Our thoughts and prayers are with...
Sending prayers to...
Please include [victim names/location] in your prayers.
How many times have we said, heard or read these words in 2015 alone? The NY Daily News front page says it all. Our public officials, who make religious references in times of pain and tragedy, are spending an awful lot of time thinking and praying. Not that praying isn't a good and important option, but it needs to be combined with kavanah (purpose and meaning). It needs to lead towards action.
We need to make more time to talk about mental health amidst this ridiculous race to nowhere culture in which we live. We need to create better support systems for our children, and help them develop the language to identify and talk about how they are feeling. We need multiple reminders that it's okay to not be okay, but it's not okay to feel like you can't ask for help. We need to talk about how racism, baseless hatred and bullying are not the answers to any problem, and that it is our responsibility to engage in productive dialogue and build relationships with those who we may not see eye to eye with or understand from where they are coming. Oh, and by the way, we also need to stop shooting each other.
While Shabbat candles are meant to brighten the table, we place Chanukah candles by the window to publicize the miracle of Chanukah. The Chanukah lights are meant solely for enjoyment and celebration--they are not to be used for any practical task, like giving light or making a table more beautiful. Perhaps this tradition can teach us this: to appreciate, calmly and joyously, things for just what they are. [CLAL website]
While I am, at this moment, not quite able to appreciate things for just what they are, I am grateful for a many things and people that add light to my life.
Technology.

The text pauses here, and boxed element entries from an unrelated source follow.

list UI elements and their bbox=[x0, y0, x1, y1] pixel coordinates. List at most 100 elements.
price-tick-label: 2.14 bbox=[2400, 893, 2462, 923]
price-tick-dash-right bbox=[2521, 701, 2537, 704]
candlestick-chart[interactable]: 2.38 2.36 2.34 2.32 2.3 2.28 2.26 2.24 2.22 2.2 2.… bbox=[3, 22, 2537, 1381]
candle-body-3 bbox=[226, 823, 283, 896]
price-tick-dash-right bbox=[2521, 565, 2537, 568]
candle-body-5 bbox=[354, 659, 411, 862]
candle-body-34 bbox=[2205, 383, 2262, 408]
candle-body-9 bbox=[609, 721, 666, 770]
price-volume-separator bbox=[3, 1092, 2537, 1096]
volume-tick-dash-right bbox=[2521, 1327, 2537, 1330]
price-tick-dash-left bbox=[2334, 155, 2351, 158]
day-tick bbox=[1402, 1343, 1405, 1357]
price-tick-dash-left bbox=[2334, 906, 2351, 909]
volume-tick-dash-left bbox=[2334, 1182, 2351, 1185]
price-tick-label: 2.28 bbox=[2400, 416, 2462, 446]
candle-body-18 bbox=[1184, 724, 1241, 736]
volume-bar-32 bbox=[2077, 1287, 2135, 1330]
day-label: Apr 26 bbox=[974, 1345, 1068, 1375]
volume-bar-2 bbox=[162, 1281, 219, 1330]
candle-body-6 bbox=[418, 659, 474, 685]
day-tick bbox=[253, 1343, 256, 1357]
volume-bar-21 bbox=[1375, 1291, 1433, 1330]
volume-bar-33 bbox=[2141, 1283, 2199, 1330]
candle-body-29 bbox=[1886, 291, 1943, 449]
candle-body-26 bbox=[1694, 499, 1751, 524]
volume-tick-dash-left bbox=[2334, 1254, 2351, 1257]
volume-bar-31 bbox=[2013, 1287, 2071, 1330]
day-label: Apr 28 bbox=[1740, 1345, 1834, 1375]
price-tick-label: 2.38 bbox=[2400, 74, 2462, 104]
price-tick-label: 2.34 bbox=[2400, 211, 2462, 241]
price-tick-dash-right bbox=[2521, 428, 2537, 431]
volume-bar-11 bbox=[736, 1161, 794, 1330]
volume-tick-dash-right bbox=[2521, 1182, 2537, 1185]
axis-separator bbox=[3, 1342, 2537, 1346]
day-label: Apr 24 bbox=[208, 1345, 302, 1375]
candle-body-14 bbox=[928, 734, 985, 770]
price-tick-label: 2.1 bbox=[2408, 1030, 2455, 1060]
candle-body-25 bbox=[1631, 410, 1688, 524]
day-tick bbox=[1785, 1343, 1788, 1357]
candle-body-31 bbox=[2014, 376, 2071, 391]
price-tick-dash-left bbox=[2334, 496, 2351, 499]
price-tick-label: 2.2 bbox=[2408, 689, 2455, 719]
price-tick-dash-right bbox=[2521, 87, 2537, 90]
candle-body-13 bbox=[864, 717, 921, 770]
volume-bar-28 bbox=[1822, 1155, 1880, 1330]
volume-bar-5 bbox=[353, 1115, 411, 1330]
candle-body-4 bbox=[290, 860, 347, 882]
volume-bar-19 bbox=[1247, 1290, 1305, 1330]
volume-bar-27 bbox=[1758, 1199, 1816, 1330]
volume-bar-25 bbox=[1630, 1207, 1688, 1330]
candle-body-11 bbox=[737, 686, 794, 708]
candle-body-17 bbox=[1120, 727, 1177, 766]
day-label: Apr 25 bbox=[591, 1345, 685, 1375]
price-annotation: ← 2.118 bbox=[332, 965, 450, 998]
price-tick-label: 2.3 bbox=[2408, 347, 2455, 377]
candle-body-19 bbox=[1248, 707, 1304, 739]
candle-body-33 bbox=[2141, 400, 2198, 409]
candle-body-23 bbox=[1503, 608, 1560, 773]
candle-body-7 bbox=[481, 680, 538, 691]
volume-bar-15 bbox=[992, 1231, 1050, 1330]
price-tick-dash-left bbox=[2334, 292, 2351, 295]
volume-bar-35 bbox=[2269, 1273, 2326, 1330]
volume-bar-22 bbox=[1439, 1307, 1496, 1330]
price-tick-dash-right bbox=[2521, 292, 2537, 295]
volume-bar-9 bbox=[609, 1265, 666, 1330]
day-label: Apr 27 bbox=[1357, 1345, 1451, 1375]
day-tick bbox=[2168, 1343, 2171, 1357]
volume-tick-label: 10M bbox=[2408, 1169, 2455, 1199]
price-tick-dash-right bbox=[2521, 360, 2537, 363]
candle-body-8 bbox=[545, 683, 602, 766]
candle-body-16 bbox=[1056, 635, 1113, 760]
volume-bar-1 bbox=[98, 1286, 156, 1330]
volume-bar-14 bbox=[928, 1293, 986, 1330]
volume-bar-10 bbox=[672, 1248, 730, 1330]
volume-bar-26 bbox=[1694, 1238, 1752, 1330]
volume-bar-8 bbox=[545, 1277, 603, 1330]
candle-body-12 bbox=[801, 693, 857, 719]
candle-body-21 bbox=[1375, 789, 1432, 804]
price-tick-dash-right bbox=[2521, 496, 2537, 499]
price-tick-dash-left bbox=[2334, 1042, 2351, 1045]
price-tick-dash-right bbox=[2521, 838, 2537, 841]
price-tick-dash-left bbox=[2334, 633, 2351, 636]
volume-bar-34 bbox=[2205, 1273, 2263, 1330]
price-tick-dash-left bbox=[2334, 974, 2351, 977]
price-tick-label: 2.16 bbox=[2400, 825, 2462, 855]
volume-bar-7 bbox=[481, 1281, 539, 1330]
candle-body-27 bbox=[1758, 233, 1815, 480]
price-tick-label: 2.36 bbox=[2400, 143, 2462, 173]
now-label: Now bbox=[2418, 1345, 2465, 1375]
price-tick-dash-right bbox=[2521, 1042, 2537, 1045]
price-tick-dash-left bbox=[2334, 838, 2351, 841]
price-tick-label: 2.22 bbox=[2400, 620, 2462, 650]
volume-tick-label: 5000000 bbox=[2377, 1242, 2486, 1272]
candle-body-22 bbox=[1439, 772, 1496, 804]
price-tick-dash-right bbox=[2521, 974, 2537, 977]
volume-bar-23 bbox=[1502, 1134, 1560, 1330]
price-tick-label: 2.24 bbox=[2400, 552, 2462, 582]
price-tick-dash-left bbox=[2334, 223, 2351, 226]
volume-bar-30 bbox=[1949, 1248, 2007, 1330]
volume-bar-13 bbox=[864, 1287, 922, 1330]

For the miracles of connection, ability, strength and discovery. While I am provided with abundant light just for being able to light the Chanukiyah via FaceTime with my partner while we live apart with busy schedules, others are given the ability to walk and learn through important advances.
Jewish Camp. I've been blessed to not only be part of multiple camp families, but I also am able to connect others through my work. I am, without any doubt, who I am today because of the people I have met and the experiences I have had through my time at Camp Bauercrest, URJ Eisner Camp and URJ 6 Points Sci-Tech Academy.
Community. We often say it takes a village, and I wholeheartedly subscribe to that belief. Through the countless meetings, encounters, conversations and experiences I have had over the past week, it is consistently the special people in my life who find ways to lift me up and find the light in the darkness. I am grateful to have friends, teachers, mentors and family who help me recalibrate and find my way.
In the spirit of pirsum hanes, publicizing these miracles, for the final four nights of Chanukah, may the Chanukah lights help us to appreciate the miracles that we overlook and recognize the power of the light we bring to others. Let us speak up, be agents of change, love our neighbors as we love ourselves and help bring out the light in each other. Chag Urim Sameach!
For videos, blogs, recipes, tikkun olam and other Chanukah resources that I have compiled, visit TBEYouth.org/chanukah.
Those Who Walk in Darkness
Those who walk in darkness will see the great light.
Those who yearn for freedom will find a home.
Darkness rules over the lights
and those who stand, still search for miracles.
Who will light a candle for the future?
Who will sing a song?
Who will find in their heart a new bright light?
In yesterday's torch, the fire will still burn.
Sometimes a great miracle occurs.
The candles are lit on my window sill.
There are some who will know how to solve my dream.
It is the same story, the same play
"in those days and at this time."*
Don't promise me miracles and wonders.
Even the fog is a sign of the future.
In a stormy season, don't repeat.
On your way you will find hope and light.
Those who walk in darkness will see the great light.**
* Based on the prophet Isaiah: "The people who walk in darkness have seen a great light, on those who dwell in the land of the shadow of death a light has dawned." (Isaiah 9:1)
** Quoted from the blessing for Chanukah candles, Al Hanissim, "who made miracles possible for our ancestors in those days and at this time."